Magnesium - Uses, Benefits, Sources and Dosage
Magnesium plays the vital role in the generation of ATP in our body. It also plays the role of enzyme co factors and supposed to regulate more than 300 biochemical reaction in the body. Magnesium comes under the category of macro minerals so unlike the other trace elements it is required in the large amounts. Magnesium is considered as the second most abundant element in the human cells. It is responsible to perform the countless functions inside the cells of body. Magnesium exists in the different forms; most accessible and easily absorbed form is the magnesium chloride.
Benefits of Magnesium
- Bone health - Magnesium plays an important role in the bone formation as it helps in the incorporation of calcium into bones. Intake of magnesium improves the bone density and reduces the risk of Osteoporosis in the women. It also helps in the activation of vitamin D.
- Diabetes - It involves in the carbohydrate and glucose metabolism. It is helpful to improve the impaired insulin secretion and thus quite effective for diabetes.
- Heart health - It helps to maintain the healthy levels of lipids in body. Hence it supports the good health of heart.
- Premenstrual syndrome - Magnesium helps to provide relief in symptoms associated with the premenstrual syndrome like insomnia, bloating, swelling in legs, breast tenderness and weight gain.
- Electrolyte balance - It helps to maintain the healthy balance of minerals like calcium, sodium and potassium.
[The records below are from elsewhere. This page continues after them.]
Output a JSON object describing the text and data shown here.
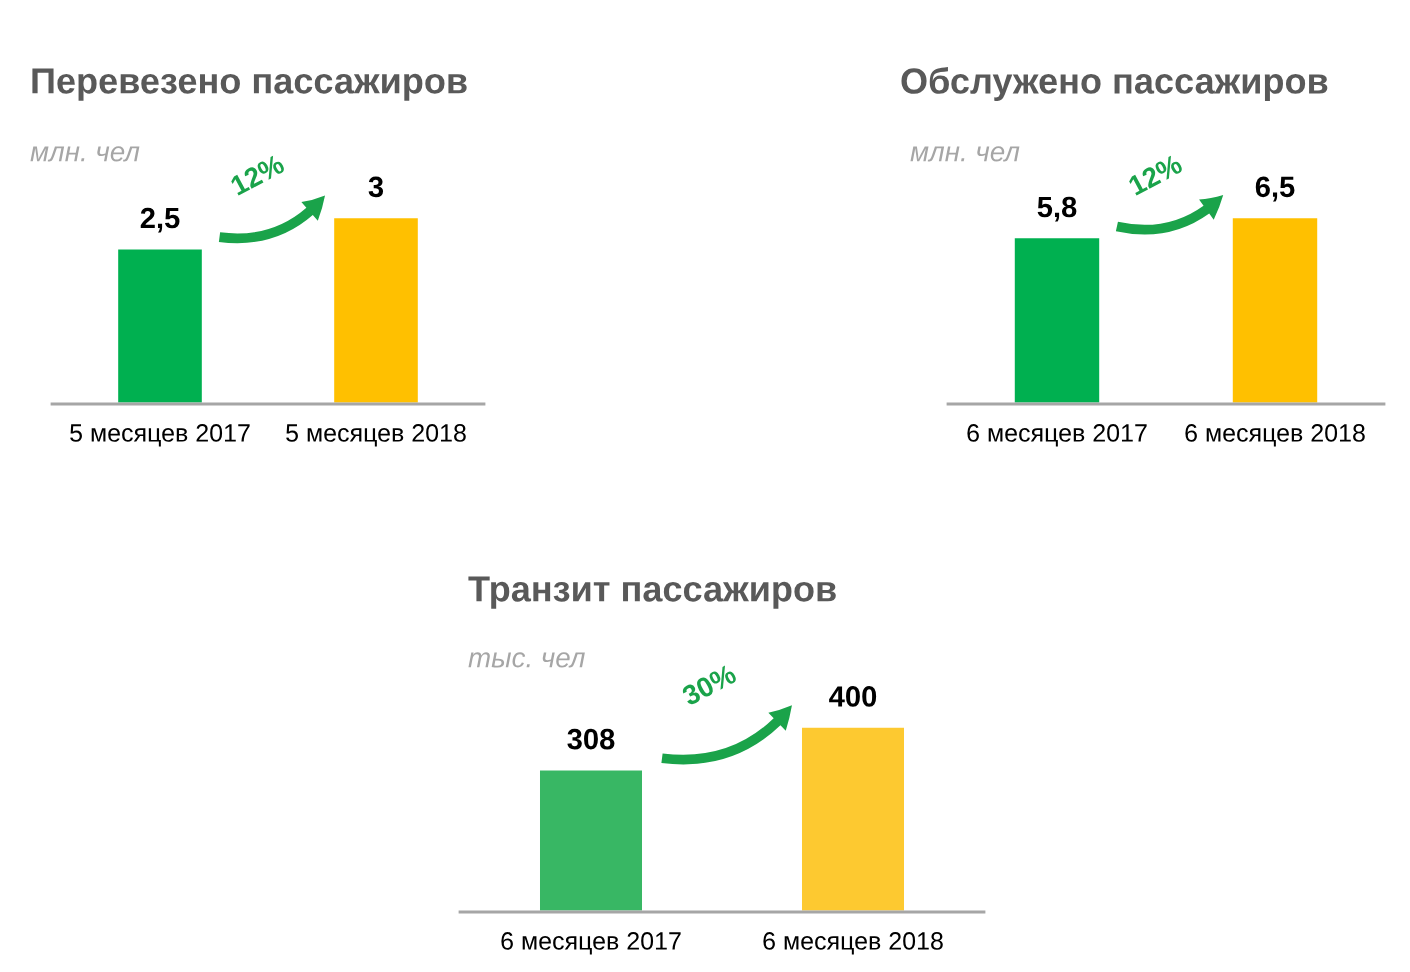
{
  "chart_data": [
    {
      "type": "bar",
      "title": "Перевезено пассажиров",
      "subtitle": "млн. чел",
      "categories": [
        "5 месяцев 2017",
        "5 месяцев 2018"
      ],
      "values": [
        2.5,
        3
      ],
      "colors": [
        "#00b050",
        "#ffc000"
      ],
      "value_labels": [
        "2,5",
        "3"
      ],
      "annotations": [
        "12%"
      ]
    },
    {
      "type": "bar",
      "title": "Обслужено пассажиров",
      "subtitle": "млн. чел",
      "categories": [
        "6 месяцев 2017",
        "6 месяцев 2018"
      ],
      "values": [
        5.8,
        6.5
      ],
      "colors": [
        "#00b050",
        "#ffc000"
      ],
      "value_labels": [
        "5,8",
        "6,5"
      ],
      "annotations": [
        "12%"
      ]
    },
    {
      "type": "bar",
      "title": "Транзит пассажиров",
      "subtitle": "тыс. чел",
      "categories": [
        "6 месяцев 2017",
        "6 месяцев 2018"
      ],
      "values": [
        308,
        400
      ],
      "colors": [
        "#38b764",
        "#fdc930"
      ],
      "value_labels": [
        "308",
        "400"
      ],
      "annotations": [
        "30%"
      ]
    }
  ]
}
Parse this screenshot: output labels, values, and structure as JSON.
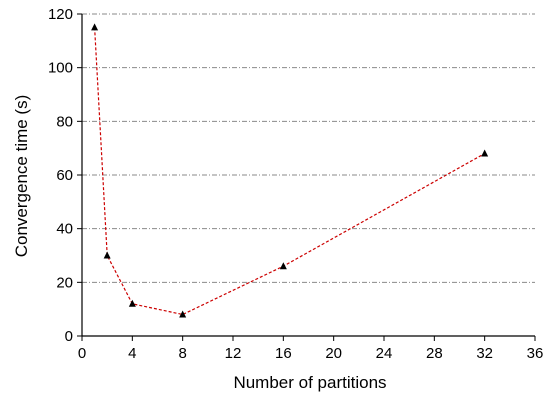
{
  "chart_data": {
    "type": "line",
    "title": "",
    "xlabel": "Number of partitions",
    "ylabel": "Convergence time (s)",
    "xlim": [
      0,
      36
    ],
    "ylim": [
      0,
      120
    ],
    "xticks": [
      0,
      4,
      8,
      12,
      16,
      20,
      24,
      28,
      32,
      36
    ],
    "yticks": [
      0,
      20,
      40,
      60,
      80,
      100,
      120
    ],
    "grid": "horizontal dash-dot",
    "legend": "none",
    "series": [
      {
        "x": [
          1,
          2,
          4,
          8,
          16,
          32
        ],
        "y": [
          115,
          30,
          12,
          8,
          26,
          68
        ],
        "line_color": "#cc0000",
        "line_style": "dashed",
        "marker": "triangle",
        "marker_color": "#000000"
      }
    ]
  }
}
Health Risks of High Intake of Magnesium
High consumption of magnesium results in the various health complication in the individuals. Over dose of magnesium may result in the kidney damage. Excess magnesium causes the impairment of central nervous system which results in paralysis. High intake of magnesium may also results in diarrhea which is further associated with nausea, vomiting and abdominal cramps.
Deficiency of Magnesium
As already discussed magnesium is an important mineral for the several body functions.
Deficiency of magnesium results in the various health issues which are given below:-
- Muscle cramps
- High blood pressure
- Weakness in body
- Potassium deficiency
- Chest pain
- Irregular heart beat
- Deficiency of calcium
Food Sources of Magnesium
Green leafy vegetables like spinach, legumes and broccoli are the good source of magnesium. Whole grains, brown rice, black beans, oatmeal, carrot, banana, milk, avocado, cereal, peanuts, banana, almonds, black beans, milk, soymilk and yogurt also contain the significant amounts of magnesium.
Daily Intake Recommendation of Magnesium
- For 0-6 months requirement is 30mg (milligrams)
- For 7-12 months requirement is 75mg.
- For 1-3 years requirement is 80mg.
- For 4-8 years requirement is 130mg.
- For 9-13 years requirement is 240 mg.
- For Males 14 to 18 years magnesium requirement is 410mg.
- For males 19-30 years magnesium requirement is 400 mg.
- For males 31 years magnesium requirement is 420 mg.
- For females 14 to 18 years magnesium requirement is 360 mg.
- For females 19-30 years magnesium requirement is 310 mg.
- For females above 31 years magnesium requirement is 320 mg.
- For pregnant mothers magnesium requirement is 350mg.
- For lactating mothers magnesium requirement is 310 mg.